On the other hand, those who do not agree with the expansion of the system argue that the problems brought about by the existing busway infrastructure have yet to be dealt with properly.

The routes to and from Pulo Gadung and Kalideres are congested each day, and -- considering the Blok M - Kota experience -- the skeptics fear that the new busway corridor will cause new problems.

According to Bambang Susanto, the secretary-general of the Sustainable Transport Action Network for Asia-Pacific, there are several problems relating to safety and security, reliability and affordability of the transJakarta bus system that need to be assessed before more are built.

Security and punctuality are the most important factors that can persuade people to keep commuting on the new buses.

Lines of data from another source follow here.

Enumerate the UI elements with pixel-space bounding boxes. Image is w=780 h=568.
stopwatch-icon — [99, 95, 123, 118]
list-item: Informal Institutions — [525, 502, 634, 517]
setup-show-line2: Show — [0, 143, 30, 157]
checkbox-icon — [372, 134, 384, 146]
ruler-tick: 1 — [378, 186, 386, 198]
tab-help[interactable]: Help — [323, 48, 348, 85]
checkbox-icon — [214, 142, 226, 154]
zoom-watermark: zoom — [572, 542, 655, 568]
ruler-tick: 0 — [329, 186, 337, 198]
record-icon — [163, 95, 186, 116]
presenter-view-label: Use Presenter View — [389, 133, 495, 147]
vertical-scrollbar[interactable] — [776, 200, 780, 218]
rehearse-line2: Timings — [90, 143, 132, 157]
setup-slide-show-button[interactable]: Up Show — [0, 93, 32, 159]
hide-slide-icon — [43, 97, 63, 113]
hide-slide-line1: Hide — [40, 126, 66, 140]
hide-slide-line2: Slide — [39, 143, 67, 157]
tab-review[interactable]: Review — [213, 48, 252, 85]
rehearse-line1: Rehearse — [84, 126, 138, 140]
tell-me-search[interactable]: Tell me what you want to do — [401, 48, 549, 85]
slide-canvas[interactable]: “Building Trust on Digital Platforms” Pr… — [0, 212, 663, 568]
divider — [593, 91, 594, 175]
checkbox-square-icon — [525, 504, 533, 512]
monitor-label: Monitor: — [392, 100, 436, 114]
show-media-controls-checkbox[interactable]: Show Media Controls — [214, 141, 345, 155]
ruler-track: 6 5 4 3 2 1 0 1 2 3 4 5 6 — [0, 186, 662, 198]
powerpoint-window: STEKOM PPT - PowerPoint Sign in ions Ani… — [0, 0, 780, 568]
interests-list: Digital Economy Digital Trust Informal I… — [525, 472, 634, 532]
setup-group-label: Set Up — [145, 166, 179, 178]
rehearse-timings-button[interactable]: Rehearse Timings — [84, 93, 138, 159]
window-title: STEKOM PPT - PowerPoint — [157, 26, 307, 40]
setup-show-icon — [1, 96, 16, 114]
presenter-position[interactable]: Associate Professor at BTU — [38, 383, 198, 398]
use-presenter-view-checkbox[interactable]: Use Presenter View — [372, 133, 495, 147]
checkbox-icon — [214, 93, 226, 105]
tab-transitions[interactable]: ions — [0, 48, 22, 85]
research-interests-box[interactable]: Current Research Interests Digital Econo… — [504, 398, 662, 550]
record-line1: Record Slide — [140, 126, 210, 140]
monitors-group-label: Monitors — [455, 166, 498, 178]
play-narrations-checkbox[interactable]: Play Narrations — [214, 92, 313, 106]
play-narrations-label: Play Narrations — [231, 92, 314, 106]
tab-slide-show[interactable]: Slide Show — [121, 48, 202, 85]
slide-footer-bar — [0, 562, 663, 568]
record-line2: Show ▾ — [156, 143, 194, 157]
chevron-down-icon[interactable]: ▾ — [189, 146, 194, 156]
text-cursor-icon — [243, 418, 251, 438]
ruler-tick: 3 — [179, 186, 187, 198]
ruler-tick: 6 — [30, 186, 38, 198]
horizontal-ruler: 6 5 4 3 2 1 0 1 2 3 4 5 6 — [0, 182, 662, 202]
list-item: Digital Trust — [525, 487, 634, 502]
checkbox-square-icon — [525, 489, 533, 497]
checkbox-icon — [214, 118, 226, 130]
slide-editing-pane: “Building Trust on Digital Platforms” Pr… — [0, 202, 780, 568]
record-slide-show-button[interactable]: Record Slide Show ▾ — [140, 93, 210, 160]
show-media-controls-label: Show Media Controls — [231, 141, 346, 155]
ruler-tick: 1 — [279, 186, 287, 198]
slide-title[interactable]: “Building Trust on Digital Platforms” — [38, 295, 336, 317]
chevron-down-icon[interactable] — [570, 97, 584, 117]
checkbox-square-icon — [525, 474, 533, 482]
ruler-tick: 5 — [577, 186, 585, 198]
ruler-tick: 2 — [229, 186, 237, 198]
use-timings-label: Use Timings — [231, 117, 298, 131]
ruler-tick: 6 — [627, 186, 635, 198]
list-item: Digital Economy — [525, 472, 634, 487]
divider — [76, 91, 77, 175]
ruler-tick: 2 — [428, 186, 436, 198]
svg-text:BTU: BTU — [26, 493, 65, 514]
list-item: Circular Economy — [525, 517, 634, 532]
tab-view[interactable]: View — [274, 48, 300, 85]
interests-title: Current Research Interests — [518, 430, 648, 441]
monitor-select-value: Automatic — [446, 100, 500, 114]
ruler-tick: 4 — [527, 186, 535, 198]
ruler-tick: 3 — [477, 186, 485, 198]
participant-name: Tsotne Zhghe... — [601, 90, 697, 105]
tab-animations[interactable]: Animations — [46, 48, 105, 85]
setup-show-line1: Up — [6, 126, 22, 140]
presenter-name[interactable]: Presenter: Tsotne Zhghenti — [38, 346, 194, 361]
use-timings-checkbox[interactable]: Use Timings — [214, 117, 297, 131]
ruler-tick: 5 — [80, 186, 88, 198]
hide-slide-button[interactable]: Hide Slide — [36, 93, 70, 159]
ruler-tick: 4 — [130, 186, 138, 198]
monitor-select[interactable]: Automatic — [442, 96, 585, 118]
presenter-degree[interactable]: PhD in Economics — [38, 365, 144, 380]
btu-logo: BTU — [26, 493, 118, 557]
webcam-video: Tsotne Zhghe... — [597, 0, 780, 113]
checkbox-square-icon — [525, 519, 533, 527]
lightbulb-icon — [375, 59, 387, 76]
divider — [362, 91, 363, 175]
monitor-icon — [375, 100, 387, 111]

It is interesting to recall Governor Sutiyoso's remark that the busway would not solve the city's chaotic traffic jams. The governor has also said that the busway system would put the administration's reputation at stake.

But those among us who have lived in Jakarta since the 1970s will readily acknowledge that traffic was already chaotic even then. However, things have grown worse over the past couple of decades, in step with the rapidly increasing number of vehicles, a fact that neither the central government nor the Jakarta provincial administration seem to be able to contain.

The increases in population, which have led to the decrease of space available for the building of new roads, is another serious problem. Unfortunately, law enforcement has been very weak.

The phenomenal increase in the number of private cars in recent years could be seen as an accomplishment by the car retailers in their bid to fulfill the people's demand for independent and safe transportation. Prestige is another reason people prefer private cars.

Sutiyoso has acknowledged that the increased use of private cars is a reflection of the public's pressing need for a public transportation network that meets the minimal standards of cleanliness, comfort and safety.

In the meantime, while waiting for the most appropriate mode of public transportation to be put in place for the capital city's more than nine million people, the busway system can be considered a breakthrough.

Everybody agrees that Jakarta desperately needs a mass rapid transit system. Unfortunately, nobody seems to be able to determine what kind of system would be the most appropriate for Jakarta.

The city administration is facing many constraints, especially those of a financial or socio-cultural nature, and it does not have the money to do what needs to be done. Besides, it is not easy to find space for the construction of infrastructure such as is needed for a subway or an overhead monorail system.

But whatever people may say, it seems that the city administration is determined that the 33 kilometers of new busway corridors must begin construction next month and become operational by April 2005.

The expansion of the busway system reflects the administration's serious efforts to solve one aspect of Jakarta's traffic problems, but its record of tackling the core problems remains poor.

At least Rp 600 billion (about US$67.4 million) is needed for the new busway corridor project. That amount includes the purchase of 187 buses.

As it is a giant project involving a huge amount of money, transparence in the drawing up of business plans that involve the private sector is a must. To eliminate or, at the every least, reduce the possibility of malfeasance, open and fair bidding for the project is imperative.